Cross-Site Scripting(XSS) Explained

What is Cross Site Scripting?

A cross-site scripting attack(XSS) is a Code injection attack executed on the Client-side of the Web application. The Client-side is usually the software used to interact with the web app. In most cases, it is the web browser. So in an XSS attack, the attacker injects a malicious code into the web browser. The attacker does this in order to make the web application do something which it is not supposed to do. The attacker injects the malicious script through the web browser. This malicious script gets executed on the web application after injection. The script gets executed either when the victim visits the web page or the web server.

There are different kinds of XSS depending on the type of malicious code. Attackers use this attack mainly to steal sensitive information like website cookies, session tokens, and other different types of information.

The attacker can also use to modify the web contents of the web application. As this attack is a code injection attack, the attacker can inject malicious code to modify the content of the web server or web page.

How Cross Site Scripting (XSS) works?

Technically, Cross-site scripting is a web application hacking technique that requires a web application, a web server, and a victim. When we use a web application, we interact with it, we send the data to the server, sometimes we send the data through HTML forms. And even if we don’t, some transaction of data is always happening in the background between you and the web server. So, you basically send a request to the web server, the response is generated which is then sent back to you via the web page.

In Cross-site scripting, the attacker can inject malicious code onto a website. This code is then sent to the web server or the victim depending on the attack type. The malicious code gets executed. This happens when the victim visits the web page or when the victim tries to access the data from the server. While this happens, the attacker injects a malicious script to steal sensitive information like credentials.

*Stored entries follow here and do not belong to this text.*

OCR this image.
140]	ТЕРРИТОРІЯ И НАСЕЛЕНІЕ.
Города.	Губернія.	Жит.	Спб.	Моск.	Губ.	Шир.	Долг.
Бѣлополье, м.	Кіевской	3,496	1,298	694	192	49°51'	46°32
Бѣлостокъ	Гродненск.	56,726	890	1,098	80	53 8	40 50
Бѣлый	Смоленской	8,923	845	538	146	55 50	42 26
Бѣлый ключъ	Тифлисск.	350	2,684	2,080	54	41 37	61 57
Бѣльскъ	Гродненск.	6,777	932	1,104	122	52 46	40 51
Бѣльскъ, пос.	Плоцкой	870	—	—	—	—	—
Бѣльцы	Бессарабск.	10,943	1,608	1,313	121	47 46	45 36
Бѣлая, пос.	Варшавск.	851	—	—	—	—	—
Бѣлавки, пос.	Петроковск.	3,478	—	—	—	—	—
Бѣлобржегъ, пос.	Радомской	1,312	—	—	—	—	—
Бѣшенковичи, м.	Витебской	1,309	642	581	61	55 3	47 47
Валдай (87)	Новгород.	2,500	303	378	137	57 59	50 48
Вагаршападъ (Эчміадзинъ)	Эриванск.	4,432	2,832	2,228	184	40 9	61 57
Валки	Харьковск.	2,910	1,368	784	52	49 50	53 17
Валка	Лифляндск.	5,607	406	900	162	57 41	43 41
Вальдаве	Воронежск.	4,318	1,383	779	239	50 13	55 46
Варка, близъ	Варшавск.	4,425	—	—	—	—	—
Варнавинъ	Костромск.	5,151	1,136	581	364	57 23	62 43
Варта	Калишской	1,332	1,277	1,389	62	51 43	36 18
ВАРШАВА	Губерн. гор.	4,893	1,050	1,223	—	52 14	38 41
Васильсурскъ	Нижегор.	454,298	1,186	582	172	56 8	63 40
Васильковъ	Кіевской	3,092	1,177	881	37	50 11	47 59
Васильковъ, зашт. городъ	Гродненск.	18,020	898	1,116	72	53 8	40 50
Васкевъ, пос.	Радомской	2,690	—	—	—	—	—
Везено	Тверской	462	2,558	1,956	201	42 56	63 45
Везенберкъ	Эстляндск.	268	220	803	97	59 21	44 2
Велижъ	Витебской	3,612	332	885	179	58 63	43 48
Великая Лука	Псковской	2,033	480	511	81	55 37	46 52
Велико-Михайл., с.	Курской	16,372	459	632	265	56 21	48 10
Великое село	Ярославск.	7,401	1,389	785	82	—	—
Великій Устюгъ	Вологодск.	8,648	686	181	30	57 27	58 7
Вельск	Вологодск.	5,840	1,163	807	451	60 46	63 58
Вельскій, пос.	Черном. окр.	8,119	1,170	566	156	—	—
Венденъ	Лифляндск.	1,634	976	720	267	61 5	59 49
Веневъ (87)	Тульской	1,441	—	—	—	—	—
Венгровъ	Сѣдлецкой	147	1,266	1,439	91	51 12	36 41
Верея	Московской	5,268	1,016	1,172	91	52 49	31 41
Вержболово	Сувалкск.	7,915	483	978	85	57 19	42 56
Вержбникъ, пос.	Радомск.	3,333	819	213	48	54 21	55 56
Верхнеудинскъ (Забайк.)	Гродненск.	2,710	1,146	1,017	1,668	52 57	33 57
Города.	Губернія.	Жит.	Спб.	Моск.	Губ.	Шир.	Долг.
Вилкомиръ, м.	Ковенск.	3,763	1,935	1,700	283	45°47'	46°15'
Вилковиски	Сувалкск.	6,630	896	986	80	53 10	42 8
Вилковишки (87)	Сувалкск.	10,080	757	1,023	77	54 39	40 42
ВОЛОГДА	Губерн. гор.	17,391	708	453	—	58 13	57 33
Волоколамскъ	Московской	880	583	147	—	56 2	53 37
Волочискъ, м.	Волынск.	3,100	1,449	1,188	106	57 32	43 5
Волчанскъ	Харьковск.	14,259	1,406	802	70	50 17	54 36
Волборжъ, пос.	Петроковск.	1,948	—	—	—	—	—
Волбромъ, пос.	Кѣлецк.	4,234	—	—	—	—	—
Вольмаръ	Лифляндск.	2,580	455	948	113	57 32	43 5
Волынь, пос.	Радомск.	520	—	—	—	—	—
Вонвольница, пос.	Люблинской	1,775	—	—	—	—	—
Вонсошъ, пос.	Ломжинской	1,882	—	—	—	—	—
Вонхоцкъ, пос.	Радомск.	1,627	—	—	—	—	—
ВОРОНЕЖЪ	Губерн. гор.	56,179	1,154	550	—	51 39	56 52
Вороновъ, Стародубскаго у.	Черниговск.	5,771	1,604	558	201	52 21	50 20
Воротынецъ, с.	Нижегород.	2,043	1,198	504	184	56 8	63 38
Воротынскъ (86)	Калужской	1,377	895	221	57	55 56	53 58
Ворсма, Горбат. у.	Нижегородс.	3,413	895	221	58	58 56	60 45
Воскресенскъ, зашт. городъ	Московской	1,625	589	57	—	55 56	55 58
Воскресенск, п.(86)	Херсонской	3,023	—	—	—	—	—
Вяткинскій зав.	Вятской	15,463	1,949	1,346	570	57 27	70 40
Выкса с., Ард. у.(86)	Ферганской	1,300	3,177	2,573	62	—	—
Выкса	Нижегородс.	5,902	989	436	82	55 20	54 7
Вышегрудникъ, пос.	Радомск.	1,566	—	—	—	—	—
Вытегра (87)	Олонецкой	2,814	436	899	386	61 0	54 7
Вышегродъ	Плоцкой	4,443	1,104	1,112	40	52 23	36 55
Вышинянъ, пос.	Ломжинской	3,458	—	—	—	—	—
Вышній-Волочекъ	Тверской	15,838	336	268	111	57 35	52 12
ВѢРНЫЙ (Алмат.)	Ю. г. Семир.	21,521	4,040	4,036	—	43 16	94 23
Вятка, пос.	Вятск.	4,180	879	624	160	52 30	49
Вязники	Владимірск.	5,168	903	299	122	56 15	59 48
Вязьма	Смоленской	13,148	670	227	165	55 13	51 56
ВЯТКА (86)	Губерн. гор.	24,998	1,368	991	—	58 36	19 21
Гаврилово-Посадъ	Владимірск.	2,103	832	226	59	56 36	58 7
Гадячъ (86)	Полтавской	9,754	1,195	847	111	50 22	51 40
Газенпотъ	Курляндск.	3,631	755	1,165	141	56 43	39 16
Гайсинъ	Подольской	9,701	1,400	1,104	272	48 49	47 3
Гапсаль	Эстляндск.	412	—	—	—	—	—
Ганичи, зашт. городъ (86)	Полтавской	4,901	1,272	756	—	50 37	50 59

Types of Cross Site Scripting Attacks

Reflected XSS (Non-persistent)

In a reflected cross-site scripting attack, the malicious code doesn’t get stored in the web server. The script gets executed on the client-side. It gets executed mainly on the web browser. The attacker does not send the script to the web server. Even depending on the API calls or requests even if the code is sent to the web server, it gets executed on the client-side. So even after sending the script to the server, it does not get stored. The malicious script gets reflected on the victim’s side. It’s not really stored on the server which is the reason behind we call it Reflected XSS.

Stored XSS (Persistent)

The script is stored and executed on the web server. The malicious code gets executed every time the web page is requested. Unlike reflected XSS the data gets stored on the web server. For example, if you comment on some Instagram post, it gets stored on the database of Instagram’s web server. Similarly, the malicious code gets stored on the web server. So, every time if someone tries to access the web page or web data, the malicious code gets executed. The web server fetches the request from the user and displays it on the web browser. When the attacker attacks the website using a Stored XSS attack, the malicious code gets stored on the database of the web server. So every time any user tries to fetch that data, the malicious code gets executed.

DOM XSS

DOM stands for Document Access Model. Document Access model is a model on basis of which the website gets built. Document model Cross-site scripting is a client-side attack. The attacker doesn’t send the malicious script to the web server. This attack unlike the Stored XSS, doesn’t involve storing the data on the web server. A legitimate server script gets executed followed by a malicious script. When the victim sends a request to the server, the legitimate server script gets executed first. After that, the attacker injects the code in such a way that the script gets executed after the legitimate server script.